Newcastle Cancer Centre, Northern Institute for Cancer Research, School of Chemistry, Newcastle University, Newcastle upon Tyne, NE1 7RU, United Kingdom.
J Med Chem. 2013 Aug 22;56(16):6386-401. doi: 10.1021/jm400915j. Epub 2013 Aug 1.
Analogues of (dibenzo[b,d]thiophen-4-yl)-2-morpholino-4H-chromen-4-one (NU7441), a potent inhibitor of DNA-dependent protein kinase (DNA-PK; IC50 = 42 ± 2 nM), have been synthesized in which water-solubilizing groups [NHCO(CH₂)nNR¹R², where n = 1 or 2 and the moiety R¹R²N was derived from a library of primary and secondary amines, e.g., morpholine] were placed at the 1-position. Several of the newly synthesized compounds exhibited high potency against DNA-PK and potentiated the cytotoxicity of ionizing radiation (IR) in vitro 10-fold or more (e.g., 2-(4-ethylpiperazin-1-yl)-N-(4-(2-morpholino-4-oxo-4H-chromen-8-yl)dibenzo[b,d]thio-phen-1-yl)acetamide, 39; DNA-PK IC₅₀ = 5.0 ± 1 nM, IR dose modification ratio = 13). Furthermore, 39 was shown to potentiate not only IR in vitro but also DNA-inducing cytotoxic anticancer agents, both in vitro and in vivo. Counter-screening against other members of the phosphatidylinositol 3-kinase (PI-3K) related kinase (PIKK) family unexpectedly revealed that some of the compounds were potent mixed DNA-PK and PI-3K inhibitors.
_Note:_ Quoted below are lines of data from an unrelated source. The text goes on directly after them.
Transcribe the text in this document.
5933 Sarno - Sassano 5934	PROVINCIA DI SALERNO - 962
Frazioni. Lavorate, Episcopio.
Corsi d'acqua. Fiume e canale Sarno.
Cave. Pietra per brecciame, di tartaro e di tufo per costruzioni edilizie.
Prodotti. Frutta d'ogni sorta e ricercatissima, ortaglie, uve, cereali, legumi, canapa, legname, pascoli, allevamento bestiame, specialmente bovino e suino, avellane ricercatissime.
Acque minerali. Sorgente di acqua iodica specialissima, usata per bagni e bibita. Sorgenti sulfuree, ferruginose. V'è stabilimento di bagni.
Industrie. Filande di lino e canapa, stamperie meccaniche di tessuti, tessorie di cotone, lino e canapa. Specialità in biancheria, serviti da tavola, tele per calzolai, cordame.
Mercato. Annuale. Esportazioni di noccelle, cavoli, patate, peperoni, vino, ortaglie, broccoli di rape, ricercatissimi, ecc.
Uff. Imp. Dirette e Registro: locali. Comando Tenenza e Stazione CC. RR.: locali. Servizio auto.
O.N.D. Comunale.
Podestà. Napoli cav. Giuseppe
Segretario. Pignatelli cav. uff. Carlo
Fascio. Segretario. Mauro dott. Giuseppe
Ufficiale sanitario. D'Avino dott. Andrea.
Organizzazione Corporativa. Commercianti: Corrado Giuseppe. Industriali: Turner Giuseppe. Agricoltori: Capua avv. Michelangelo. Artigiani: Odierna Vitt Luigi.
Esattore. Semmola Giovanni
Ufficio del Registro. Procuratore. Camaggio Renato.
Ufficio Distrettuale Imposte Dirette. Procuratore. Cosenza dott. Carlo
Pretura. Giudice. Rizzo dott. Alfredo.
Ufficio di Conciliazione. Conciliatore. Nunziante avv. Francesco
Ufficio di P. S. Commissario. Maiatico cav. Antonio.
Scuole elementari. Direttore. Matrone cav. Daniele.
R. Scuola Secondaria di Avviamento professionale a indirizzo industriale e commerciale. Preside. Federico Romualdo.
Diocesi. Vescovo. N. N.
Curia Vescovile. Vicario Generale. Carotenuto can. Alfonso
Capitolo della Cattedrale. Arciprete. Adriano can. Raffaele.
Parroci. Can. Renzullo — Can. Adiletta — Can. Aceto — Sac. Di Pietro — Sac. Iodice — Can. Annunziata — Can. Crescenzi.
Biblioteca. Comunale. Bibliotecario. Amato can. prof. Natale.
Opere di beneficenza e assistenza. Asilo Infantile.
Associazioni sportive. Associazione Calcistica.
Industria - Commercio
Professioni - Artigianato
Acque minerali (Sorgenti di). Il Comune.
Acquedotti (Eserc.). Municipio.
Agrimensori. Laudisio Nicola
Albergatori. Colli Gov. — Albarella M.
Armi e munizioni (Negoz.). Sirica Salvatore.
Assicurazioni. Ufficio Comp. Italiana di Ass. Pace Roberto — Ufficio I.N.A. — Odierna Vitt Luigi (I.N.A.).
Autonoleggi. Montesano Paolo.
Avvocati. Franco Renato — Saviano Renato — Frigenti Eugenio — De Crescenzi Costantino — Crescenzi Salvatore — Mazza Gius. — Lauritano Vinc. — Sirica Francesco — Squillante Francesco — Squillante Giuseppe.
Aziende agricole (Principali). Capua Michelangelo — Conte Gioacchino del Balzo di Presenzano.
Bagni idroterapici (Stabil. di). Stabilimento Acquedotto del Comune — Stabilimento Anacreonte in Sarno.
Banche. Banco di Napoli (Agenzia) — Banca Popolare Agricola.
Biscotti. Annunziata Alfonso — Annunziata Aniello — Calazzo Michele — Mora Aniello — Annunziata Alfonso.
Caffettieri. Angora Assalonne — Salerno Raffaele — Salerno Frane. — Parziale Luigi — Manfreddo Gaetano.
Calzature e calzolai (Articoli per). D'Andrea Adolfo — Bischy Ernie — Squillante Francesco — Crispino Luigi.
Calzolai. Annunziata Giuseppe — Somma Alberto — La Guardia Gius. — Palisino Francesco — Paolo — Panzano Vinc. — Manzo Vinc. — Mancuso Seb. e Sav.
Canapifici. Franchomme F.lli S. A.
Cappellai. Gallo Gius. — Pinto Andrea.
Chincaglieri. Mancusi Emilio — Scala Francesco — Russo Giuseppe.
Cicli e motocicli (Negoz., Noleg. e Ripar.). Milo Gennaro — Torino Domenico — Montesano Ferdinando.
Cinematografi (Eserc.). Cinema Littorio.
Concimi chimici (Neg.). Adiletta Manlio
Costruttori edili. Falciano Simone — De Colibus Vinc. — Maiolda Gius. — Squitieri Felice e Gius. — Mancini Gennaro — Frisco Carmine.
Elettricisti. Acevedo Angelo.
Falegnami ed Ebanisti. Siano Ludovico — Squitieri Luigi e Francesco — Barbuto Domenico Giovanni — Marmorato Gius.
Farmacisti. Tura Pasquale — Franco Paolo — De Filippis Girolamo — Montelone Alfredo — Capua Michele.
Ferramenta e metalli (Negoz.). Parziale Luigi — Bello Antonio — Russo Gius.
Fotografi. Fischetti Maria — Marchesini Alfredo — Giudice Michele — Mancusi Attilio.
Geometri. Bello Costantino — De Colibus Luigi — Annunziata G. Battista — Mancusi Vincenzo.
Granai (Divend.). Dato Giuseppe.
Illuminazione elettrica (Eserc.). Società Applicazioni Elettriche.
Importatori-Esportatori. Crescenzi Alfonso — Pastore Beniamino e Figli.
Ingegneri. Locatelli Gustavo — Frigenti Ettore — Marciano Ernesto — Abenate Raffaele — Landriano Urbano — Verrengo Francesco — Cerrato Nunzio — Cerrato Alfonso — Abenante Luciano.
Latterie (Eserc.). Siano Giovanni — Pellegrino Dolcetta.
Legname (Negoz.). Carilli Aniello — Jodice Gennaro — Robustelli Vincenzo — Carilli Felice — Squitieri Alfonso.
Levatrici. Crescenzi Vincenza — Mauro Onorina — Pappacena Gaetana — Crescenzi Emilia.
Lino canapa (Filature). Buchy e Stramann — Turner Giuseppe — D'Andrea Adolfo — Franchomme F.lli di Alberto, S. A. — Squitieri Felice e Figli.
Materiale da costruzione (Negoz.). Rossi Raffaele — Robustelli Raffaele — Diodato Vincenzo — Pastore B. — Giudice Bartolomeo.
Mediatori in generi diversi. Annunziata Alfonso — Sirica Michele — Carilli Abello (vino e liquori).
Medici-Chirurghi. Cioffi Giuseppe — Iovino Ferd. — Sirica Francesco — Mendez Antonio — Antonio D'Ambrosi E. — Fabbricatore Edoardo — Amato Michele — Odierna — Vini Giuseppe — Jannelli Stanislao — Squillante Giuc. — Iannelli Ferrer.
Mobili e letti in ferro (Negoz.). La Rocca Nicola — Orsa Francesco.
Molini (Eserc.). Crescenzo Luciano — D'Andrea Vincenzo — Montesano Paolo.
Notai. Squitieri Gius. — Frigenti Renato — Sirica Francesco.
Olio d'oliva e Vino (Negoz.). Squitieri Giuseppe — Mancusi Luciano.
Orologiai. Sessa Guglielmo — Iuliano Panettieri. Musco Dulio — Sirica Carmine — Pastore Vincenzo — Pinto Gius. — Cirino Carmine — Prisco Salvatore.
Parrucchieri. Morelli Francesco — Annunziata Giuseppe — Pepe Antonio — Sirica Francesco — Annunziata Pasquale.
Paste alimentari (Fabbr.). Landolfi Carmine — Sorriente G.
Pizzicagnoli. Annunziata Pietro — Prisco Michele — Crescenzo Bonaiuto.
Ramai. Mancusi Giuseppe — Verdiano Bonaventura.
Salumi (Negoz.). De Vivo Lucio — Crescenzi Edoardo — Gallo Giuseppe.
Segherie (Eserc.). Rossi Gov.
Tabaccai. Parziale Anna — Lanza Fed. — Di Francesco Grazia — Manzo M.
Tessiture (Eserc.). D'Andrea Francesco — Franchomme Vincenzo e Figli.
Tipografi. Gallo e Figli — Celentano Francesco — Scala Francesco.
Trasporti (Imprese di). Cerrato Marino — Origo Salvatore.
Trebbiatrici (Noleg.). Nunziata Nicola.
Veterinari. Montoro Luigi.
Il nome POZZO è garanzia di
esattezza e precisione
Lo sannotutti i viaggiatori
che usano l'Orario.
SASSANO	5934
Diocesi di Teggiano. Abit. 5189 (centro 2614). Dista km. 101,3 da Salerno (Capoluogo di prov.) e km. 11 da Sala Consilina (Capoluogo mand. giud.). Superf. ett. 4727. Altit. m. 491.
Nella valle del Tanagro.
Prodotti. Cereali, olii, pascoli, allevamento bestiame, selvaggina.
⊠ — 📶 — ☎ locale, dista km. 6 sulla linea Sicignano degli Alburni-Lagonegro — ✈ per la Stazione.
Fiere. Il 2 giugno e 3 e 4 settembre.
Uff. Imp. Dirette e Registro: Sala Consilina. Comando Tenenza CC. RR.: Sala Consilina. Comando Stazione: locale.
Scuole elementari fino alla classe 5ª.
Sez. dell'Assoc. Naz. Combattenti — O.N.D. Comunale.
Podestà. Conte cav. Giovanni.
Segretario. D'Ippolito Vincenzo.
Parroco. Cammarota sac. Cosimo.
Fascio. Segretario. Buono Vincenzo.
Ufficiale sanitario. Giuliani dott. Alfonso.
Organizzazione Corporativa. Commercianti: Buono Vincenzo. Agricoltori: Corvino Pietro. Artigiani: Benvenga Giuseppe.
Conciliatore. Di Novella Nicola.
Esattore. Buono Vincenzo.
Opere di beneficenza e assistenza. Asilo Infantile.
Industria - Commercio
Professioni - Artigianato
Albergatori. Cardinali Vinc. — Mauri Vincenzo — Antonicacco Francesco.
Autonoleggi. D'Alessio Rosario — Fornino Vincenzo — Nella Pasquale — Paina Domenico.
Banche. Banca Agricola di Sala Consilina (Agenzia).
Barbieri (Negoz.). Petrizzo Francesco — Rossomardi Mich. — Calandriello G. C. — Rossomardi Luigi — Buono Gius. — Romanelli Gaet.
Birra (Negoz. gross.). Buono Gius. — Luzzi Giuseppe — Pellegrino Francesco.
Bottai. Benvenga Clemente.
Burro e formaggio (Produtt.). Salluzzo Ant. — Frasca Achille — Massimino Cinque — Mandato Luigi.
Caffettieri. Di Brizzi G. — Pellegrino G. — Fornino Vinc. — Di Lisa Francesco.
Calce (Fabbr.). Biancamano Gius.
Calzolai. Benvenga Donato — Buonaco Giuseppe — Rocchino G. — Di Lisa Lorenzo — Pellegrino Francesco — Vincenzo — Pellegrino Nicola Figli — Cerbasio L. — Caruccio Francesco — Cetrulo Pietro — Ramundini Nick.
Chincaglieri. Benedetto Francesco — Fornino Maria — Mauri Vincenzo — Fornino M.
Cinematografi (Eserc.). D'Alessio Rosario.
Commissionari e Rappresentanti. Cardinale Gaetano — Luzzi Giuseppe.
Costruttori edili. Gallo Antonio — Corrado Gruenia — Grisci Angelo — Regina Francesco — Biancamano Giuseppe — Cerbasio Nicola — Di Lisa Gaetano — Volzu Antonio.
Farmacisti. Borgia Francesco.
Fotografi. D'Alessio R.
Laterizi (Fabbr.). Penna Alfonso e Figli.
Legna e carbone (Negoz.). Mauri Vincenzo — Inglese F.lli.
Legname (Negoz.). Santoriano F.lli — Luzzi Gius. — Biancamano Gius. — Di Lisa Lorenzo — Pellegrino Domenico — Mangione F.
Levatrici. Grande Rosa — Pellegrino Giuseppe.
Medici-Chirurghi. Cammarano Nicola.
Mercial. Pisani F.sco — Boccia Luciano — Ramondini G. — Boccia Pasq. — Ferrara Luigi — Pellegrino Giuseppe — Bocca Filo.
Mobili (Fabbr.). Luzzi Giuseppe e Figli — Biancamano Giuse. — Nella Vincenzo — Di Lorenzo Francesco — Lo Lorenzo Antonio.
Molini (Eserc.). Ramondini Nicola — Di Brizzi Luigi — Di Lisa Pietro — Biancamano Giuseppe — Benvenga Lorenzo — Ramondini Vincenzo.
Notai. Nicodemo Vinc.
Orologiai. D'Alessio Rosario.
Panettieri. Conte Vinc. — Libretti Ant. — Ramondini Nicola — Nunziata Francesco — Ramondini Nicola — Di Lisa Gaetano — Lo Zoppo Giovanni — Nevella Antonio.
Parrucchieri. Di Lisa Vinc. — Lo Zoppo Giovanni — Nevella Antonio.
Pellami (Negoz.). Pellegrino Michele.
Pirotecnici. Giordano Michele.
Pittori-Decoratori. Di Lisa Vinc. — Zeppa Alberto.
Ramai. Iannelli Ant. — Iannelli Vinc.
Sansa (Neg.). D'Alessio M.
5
(二苯并[b,d]噻吩-4-基)-2-吗啉代-4H-色烯-4-酮(NU7441)类似物是一种有效的 DNA 依赖性蛋白激酶(DNA-PK;IC50=42±2nM)抑制剂,其在 1 位上引入了水溶性基团[NHCO(CH₂)nNR¹R²,其中 n=1 或 2,基团 R¹R²N 来源于伯胺和仲胺库,例如吗啉]。新合成的几种化合物对 DNA-PK 表现出高活性,并在体外将电离辐射(IR)的细胞毒性增强 10 倍或更多(例如,2-(4-乙基哌嗪-1-基)-N-(4-(2-吗啉代-4-氧代-4H-色烯-8-基)二苯并[b,d]噻吩-1-基)乙酰基)酰胺,39;DNA-PK IC₅₀=5.0±1nM,IR 剂量修饰比=13)。此外,39 不仅能增强体外的 IR,还能增强体外和体内的 DNA 诱导细胞毒性抗癌剂。针对磷酸肌醇 3-激酶(PI3K)相关激酶(PIKK)家族其他成员的反向筛选出人意料地发现,一些化合物是有效的 DNA-PK 和 PI3K 混合抑制剂。